All of a sudden, my kid is a picky eater. And I am having trouble handling it.

At nearly seven years old, I’m not sure if my daughter has lost her taste for all the good (read: healthy) stuff she used to eat, or if she has simply discovered all the other (read: junky) stuff that also exists. When hungry for a snack, she will dismiss every single option I offer, and I know it’s because she is holding out for junk. Why say yes to grapes or yogurt, when she knows that there are cookies somewhere? Compromise comes with much effort.


Related: A Dietitian’s Guide to Banning Picky Eating


Making it all the more disappointing for me is the reminder of how things used to be, by way of my four-year-old daughter who will still happily munch on an apple, regardless of whether or not she knows that there might be ice cream in the freezer. I really do keep the amount of junk we eat to a minimum, preferring that treats actually be treats, but it’s like the doors to the world of unhealthy options have been opened for my daughter, and I have no idea how to entice her back to the land of organic greens and almond butter.

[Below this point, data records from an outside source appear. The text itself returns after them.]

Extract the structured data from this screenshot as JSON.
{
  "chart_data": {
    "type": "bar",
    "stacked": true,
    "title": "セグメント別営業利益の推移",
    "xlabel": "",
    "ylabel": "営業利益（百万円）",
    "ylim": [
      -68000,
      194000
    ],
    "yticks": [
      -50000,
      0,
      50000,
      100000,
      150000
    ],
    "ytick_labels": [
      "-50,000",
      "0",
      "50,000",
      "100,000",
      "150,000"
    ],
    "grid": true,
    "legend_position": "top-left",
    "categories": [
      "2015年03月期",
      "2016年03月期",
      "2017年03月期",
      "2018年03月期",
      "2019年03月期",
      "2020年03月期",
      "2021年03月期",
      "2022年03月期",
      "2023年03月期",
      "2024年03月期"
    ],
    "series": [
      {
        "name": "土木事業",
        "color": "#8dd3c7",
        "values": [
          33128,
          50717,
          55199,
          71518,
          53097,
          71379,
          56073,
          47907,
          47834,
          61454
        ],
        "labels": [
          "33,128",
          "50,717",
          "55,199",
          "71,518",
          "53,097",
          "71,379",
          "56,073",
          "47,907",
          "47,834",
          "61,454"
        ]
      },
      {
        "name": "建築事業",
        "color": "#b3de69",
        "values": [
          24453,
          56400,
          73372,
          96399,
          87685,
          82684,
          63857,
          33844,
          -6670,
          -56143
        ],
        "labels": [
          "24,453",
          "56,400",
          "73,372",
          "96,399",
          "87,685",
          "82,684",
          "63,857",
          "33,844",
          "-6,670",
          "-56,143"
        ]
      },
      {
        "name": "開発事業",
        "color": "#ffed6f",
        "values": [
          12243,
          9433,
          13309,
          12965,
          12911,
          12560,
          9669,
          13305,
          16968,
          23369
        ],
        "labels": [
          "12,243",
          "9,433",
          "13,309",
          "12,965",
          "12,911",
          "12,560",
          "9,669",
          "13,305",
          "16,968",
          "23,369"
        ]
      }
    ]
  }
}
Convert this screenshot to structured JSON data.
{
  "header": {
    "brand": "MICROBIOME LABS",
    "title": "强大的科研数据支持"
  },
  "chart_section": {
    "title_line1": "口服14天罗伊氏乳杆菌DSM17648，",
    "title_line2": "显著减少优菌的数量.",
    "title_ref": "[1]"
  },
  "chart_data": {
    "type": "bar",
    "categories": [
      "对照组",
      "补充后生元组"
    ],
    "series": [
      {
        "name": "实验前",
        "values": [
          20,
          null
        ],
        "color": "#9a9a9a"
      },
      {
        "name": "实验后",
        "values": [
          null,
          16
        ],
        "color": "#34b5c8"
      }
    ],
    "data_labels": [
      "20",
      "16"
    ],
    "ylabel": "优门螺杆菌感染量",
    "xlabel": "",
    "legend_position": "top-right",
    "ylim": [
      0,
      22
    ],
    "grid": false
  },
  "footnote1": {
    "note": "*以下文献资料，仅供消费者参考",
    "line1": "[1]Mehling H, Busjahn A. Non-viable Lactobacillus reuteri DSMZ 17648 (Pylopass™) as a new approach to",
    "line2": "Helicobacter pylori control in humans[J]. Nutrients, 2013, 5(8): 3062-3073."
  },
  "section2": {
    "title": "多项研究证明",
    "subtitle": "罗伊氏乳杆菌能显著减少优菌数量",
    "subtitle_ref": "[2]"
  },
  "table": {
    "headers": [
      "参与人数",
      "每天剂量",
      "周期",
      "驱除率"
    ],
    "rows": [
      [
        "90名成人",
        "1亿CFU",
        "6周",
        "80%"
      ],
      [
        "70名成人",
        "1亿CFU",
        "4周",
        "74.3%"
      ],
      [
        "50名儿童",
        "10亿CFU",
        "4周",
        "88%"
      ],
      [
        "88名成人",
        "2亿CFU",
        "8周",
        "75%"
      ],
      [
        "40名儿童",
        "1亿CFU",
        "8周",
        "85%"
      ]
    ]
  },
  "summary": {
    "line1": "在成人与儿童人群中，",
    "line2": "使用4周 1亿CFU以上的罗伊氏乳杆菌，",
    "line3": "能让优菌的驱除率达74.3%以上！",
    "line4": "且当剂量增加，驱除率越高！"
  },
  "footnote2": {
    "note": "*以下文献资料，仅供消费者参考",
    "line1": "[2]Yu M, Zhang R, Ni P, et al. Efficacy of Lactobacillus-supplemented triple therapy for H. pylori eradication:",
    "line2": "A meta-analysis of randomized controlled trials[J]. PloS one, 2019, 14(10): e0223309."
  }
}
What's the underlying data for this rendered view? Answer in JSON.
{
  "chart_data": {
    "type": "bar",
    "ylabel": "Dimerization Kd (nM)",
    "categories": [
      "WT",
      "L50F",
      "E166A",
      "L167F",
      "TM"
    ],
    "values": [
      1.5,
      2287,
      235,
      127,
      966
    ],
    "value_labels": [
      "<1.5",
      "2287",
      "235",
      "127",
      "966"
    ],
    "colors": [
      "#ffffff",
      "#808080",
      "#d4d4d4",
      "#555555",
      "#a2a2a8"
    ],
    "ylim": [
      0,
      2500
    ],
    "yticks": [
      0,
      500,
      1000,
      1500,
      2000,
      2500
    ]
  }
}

I try not to make food an issue, but I have literally spent years instilling good habits and a love for a wide variety of foods in my children, and in one school year (yes, I am partially blaming the Dunkaroos and Lunchables of her classmates), all of those efforts seem to have evaporated. But the worst part is, it was not really an effort at all. My daughter was a bona-fide, natural, good eater. And now?

Now she’d rather have cheese that you eat with a stick than my home-made kale chips, and I’m left weeping in my soy milk.

Anybody have any tips?

Karen Green recently traded life in the biggest city in Canada for life in the biggest cornfield in Canada. Freed from her full-time job as a writer and editor, Karen now spends her time…writing and editing. And frolicking in the leaves with her two small girls. Karen is a speaker, the founder of Mom The Vote and the author of the blog, The Kids Are Alright, where she has been writing about the humorous and poignant moments of family life since 2005. She is thrilled to be a part of

3 responses to “And Just Like That, My Kid Is a Picky Eater”

  1. gabriella says:

    I don’t think you have a picky daughter! Picky is having your daughter never want to try any new foods! Like mine!! But we keep trying and now her repetoire of foods she will eat has grown a lot, and most of them are healthy.
    In your case I think she just discovered a whole new world of sugary sticky foods that taste good! I would keep offering the same healthy food that she ate before..she’ll come around. Or the bad mom in me would say let her gorge on a bunch of junk for 2 3 days and see how her tummy feels after that.
    I think she is smart enough to know the how important healthy food is for her and that she needs them to do all the fun activities you have planned for her in the summer.
    I always tell Samantha that her body is like a beautiful sports car and that it needs the best gas out there to keep it running smoothly! It sort of helps.

  2. Vicky says:

    I have the same issue with my son who is also in Grade 1. He tells me he’s too ‘busy’ to eat or the teacher doesn’t give him enough time. When he comes home hungry with a lunch bag full of uneaten snacks, I make him eat those first before anything else. He still eats well but not at school. Lacrosse season has just started. I’m hoping a few practices on an empty stomach will get him to understand that he needs to eat to have energy.

  3. Lisa says:

    Now I have a picky kid. When she was little she would eat… my mom has pictures of her eating spaghetti with the sauce (she claims now she doesn’t like sauce). If its some sort of sweet food she has no problems trying it, but otherwise no luck. I can’t even go to typical “kid” food. I was reading a recipe for little pizza pockets I believe on this site that said “what kid can pass up pizza?” MINE! No pizza, chicken nuggets, hamburgers, all kinds of kid-friendly standards. Usually its because she won’t try it. She loves peanut butter, but that won’t help me come September when she starts school. I’m trying at dinner now to make sure she can help pick what we’re eating, and there is something that she likes, but she has to have one bite of everything. Some days it works better than others.